Mia-Sophie war ermordet worden.
Doch so einfach wollte sie ihn nicht gehen lassen, vorher wollte sie noch versuchen ein bisschen aus ihm rauszubekommen.
„Warum hat der Vorstand der Gemeinschaft nichts erfahren? Ich kann mir nicht vorstellen, dass sie niemand vermisst gemeldet hat.“
„Wer sagt denn, dass das nicht getan wurde?“
„Wie? Das hätten wir doch erfahren.“
„Wenn Sie mit ‚Wir’ die Mitglieder des Projekts meinen, würde ich anfangen mich zu fragen wie seriös diese kleine Selbsthilfegruppe wirklich ist.“ Sie runzelte die Stirn.
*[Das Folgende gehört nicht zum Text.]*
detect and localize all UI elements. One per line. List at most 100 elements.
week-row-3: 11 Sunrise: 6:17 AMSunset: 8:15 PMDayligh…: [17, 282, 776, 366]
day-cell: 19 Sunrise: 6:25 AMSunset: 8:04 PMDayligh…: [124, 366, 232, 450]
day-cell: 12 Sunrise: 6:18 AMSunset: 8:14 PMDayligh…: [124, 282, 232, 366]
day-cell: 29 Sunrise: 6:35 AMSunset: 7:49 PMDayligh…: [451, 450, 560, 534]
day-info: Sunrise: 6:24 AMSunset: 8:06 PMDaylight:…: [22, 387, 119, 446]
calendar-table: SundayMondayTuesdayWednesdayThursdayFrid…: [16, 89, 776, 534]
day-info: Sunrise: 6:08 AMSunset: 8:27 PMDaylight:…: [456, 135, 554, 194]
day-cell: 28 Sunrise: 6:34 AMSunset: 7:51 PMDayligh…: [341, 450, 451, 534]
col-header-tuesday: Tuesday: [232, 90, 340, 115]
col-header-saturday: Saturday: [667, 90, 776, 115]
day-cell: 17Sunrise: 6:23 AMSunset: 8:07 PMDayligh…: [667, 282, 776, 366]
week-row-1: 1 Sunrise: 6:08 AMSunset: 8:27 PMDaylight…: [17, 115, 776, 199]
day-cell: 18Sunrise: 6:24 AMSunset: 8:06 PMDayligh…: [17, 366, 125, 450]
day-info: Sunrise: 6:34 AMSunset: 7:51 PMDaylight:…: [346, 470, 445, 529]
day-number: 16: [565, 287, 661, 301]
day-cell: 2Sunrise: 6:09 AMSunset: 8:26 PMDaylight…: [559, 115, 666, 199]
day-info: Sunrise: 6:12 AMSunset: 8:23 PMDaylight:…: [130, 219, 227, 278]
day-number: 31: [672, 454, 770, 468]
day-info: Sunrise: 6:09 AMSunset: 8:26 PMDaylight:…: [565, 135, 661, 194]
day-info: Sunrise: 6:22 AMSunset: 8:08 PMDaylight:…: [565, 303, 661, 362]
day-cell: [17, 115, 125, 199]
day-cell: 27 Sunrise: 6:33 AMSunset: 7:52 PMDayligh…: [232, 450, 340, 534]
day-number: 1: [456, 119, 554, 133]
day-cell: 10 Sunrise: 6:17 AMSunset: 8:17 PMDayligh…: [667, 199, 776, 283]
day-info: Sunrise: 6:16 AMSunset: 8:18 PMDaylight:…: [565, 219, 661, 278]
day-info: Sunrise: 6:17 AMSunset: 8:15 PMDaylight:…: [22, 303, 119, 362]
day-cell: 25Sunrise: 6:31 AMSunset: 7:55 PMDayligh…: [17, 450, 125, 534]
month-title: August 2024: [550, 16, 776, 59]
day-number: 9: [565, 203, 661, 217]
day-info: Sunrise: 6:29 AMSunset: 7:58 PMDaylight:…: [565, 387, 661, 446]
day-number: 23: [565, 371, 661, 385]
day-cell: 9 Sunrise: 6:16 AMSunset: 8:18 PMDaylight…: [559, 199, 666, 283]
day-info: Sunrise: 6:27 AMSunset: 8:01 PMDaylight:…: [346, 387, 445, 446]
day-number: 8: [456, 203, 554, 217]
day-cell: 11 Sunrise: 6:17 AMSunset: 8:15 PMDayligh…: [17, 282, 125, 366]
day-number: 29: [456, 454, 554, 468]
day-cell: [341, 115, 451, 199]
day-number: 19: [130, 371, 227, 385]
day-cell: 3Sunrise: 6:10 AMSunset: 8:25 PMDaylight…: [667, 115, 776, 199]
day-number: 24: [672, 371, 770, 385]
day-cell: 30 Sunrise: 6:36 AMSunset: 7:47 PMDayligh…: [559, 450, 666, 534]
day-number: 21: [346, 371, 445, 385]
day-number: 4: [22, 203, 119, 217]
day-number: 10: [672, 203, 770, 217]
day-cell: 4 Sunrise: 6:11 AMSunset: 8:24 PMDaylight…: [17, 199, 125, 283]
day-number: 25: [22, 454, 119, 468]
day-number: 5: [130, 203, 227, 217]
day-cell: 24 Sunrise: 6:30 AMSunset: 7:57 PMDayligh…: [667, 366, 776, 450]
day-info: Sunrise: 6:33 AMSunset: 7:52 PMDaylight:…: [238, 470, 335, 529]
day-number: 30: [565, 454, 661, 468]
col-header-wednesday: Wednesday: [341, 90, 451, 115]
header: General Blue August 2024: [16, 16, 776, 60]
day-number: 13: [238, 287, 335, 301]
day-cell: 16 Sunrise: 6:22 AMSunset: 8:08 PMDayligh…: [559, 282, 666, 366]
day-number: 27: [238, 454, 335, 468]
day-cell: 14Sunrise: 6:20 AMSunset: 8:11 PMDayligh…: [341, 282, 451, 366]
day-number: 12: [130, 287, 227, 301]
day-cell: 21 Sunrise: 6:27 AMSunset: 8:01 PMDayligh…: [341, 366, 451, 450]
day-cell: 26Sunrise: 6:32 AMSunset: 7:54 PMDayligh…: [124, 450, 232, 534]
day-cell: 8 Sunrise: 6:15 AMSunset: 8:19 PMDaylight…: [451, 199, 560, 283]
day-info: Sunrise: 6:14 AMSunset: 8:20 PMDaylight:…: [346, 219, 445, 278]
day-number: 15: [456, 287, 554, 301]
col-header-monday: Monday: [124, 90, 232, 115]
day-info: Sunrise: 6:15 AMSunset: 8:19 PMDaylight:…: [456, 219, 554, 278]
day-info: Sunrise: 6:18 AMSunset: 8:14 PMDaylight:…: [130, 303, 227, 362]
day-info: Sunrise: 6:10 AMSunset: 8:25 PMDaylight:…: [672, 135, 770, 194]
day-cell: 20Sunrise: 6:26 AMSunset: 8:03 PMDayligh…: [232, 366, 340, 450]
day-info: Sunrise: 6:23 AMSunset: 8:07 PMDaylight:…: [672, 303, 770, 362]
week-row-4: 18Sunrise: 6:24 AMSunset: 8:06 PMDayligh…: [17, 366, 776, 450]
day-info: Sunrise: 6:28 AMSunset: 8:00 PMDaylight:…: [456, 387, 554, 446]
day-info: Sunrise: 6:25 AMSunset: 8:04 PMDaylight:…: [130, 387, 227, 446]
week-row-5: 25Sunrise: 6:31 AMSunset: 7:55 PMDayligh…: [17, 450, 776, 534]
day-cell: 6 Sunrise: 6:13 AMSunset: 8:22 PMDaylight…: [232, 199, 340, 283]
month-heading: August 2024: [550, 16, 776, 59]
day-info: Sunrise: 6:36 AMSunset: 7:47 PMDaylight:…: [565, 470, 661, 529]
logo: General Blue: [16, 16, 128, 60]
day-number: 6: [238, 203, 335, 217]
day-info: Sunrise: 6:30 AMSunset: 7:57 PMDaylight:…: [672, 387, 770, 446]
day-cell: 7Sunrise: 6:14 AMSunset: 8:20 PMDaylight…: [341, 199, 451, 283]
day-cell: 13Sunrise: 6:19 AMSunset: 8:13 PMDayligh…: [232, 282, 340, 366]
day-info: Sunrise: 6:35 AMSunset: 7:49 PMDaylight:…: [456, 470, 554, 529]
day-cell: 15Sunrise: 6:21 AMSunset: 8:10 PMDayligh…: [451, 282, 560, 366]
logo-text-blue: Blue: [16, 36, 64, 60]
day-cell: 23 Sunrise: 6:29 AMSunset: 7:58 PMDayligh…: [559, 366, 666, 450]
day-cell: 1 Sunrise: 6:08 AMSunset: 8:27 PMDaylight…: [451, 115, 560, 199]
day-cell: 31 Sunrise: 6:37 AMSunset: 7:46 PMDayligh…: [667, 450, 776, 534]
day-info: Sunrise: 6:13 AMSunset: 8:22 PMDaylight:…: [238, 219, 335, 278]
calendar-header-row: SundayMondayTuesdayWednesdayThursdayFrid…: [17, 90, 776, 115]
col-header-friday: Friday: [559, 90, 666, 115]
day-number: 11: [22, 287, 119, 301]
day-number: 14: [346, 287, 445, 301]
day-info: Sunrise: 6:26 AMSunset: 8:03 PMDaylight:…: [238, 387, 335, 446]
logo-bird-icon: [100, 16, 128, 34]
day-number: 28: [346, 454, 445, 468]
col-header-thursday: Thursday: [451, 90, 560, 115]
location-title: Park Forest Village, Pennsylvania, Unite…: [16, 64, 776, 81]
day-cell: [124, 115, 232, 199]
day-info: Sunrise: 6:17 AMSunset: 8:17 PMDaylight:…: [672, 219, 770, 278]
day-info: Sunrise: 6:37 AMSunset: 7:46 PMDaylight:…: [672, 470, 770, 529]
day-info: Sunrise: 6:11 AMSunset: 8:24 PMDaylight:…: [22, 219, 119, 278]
„Mia-Sophies Tod war kein normales Verbrechen, habe ich Recht oder habe ich Recht?“
„Das sollten Sie uns überlassen.“
„Weichen Sie mir nicht aus.“
„Passen Sie auf sich auf, Frau Cavillo.“ Entgegnete er mit einem Tonfall der sie in ihrem derzeitigen Hochmut gar nicht erfreute. „Das werde ich!“ Rief sie ihm nach, als er gerade an seinem Wagen ankam.